Main article: Jamestown, Virginia

[edit] History

The Third Supply Mission from England to Jamestown consisted of five to six hundred people, in a fleet of eight ships, with Admiral Sir George Somers, Samuel Jordan and Sir Thomas Gates. All of these were on the new flagship of the Virginia Company, the Sea Venture.

The ships ran into a massive 3 day storm believed to have been a hurricane. The Sea Venture became separated. Taking on water through her new caulking, she was deliberately run aground on Bermuda. Admiral Somers and his officers managed to land everyone safely from the wreck. The rest of the fleet continued on to Jamestown, not knowing of the fate of the Sea Venture.

Over a period of 9 months, the survivors built two new ships -- Patience and Deliverance -- using Bermuda cedar and hardware salvaged from the Sea Venture. Their struggle to survive may have been the inspiration for Shakespeare's play, The Tempest.

Without the leadership, and most of the supplies, all of which had been aboard the Sea Venture, the rest of the group which arrived at Jamestown on the other ships and those already there were ill-prepared to survive, resulting in the "starving time of 1609-1610 when over 80% of the colonists perished.

The fate of Jamestown and the surrounding colony only turned when the officers showed up less than a year later in their replacement vessels, and were resupplied by yet another supply mission from England headed by Lord Delaware.

John Rolfe was one of the surviving colonists who had been shipwrecked with the Sea Venture.
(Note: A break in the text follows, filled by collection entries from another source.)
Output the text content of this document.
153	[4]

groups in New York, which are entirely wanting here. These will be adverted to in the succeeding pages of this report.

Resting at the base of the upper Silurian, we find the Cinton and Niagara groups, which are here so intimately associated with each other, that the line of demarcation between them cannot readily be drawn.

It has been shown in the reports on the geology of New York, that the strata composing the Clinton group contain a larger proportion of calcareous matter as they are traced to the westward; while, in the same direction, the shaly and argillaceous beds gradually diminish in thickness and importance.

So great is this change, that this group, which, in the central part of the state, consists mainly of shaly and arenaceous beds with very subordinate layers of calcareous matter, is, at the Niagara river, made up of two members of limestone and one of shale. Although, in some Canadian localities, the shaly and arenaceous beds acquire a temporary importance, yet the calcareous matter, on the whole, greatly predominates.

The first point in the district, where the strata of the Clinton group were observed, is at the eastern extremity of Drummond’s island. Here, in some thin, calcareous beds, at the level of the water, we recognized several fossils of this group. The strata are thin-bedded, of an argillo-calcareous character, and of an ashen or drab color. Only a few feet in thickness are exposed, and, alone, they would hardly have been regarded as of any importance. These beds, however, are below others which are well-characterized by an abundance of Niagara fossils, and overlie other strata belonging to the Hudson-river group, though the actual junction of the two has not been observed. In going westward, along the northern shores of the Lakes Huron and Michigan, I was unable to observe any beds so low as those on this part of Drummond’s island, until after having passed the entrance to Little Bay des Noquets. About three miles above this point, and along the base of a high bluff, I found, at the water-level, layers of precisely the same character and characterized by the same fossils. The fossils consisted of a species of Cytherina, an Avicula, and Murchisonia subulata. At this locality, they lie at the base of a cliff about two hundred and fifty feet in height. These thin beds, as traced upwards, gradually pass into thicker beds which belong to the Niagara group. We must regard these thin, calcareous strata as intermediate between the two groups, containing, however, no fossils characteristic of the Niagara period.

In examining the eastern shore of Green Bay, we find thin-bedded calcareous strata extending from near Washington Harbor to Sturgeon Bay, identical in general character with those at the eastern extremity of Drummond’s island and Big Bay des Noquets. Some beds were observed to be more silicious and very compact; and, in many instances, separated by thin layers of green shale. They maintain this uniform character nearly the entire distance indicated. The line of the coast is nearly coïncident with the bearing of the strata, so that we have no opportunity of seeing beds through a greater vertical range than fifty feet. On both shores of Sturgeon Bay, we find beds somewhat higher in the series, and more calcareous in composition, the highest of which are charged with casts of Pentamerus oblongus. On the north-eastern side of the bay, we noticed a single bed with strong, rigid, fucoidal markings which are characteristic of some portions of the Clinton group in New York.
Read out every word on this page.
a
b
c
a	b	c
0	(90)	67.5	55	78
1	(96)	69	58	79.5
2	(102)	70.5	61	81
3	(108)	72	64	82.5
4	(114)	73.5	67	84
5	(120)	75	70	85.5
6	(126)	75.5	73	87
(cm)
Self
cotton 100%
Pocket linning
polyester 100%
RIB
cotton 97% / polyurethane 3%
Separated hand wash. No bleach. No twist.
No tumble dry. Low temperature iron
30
Despite the death of his wife and young son in Bermuda, he went on to Virginia, and in 1611, successfully cultivated new strains of tobacco, providing a critical cash crop for the colonists to grow and export beginning in 1612. Rolfe later married Pocahontas, a Native American leader's daughter. Through their son, Thomas Rolfe, many of the First Families of Virginia trace both English and Native American heritage roots.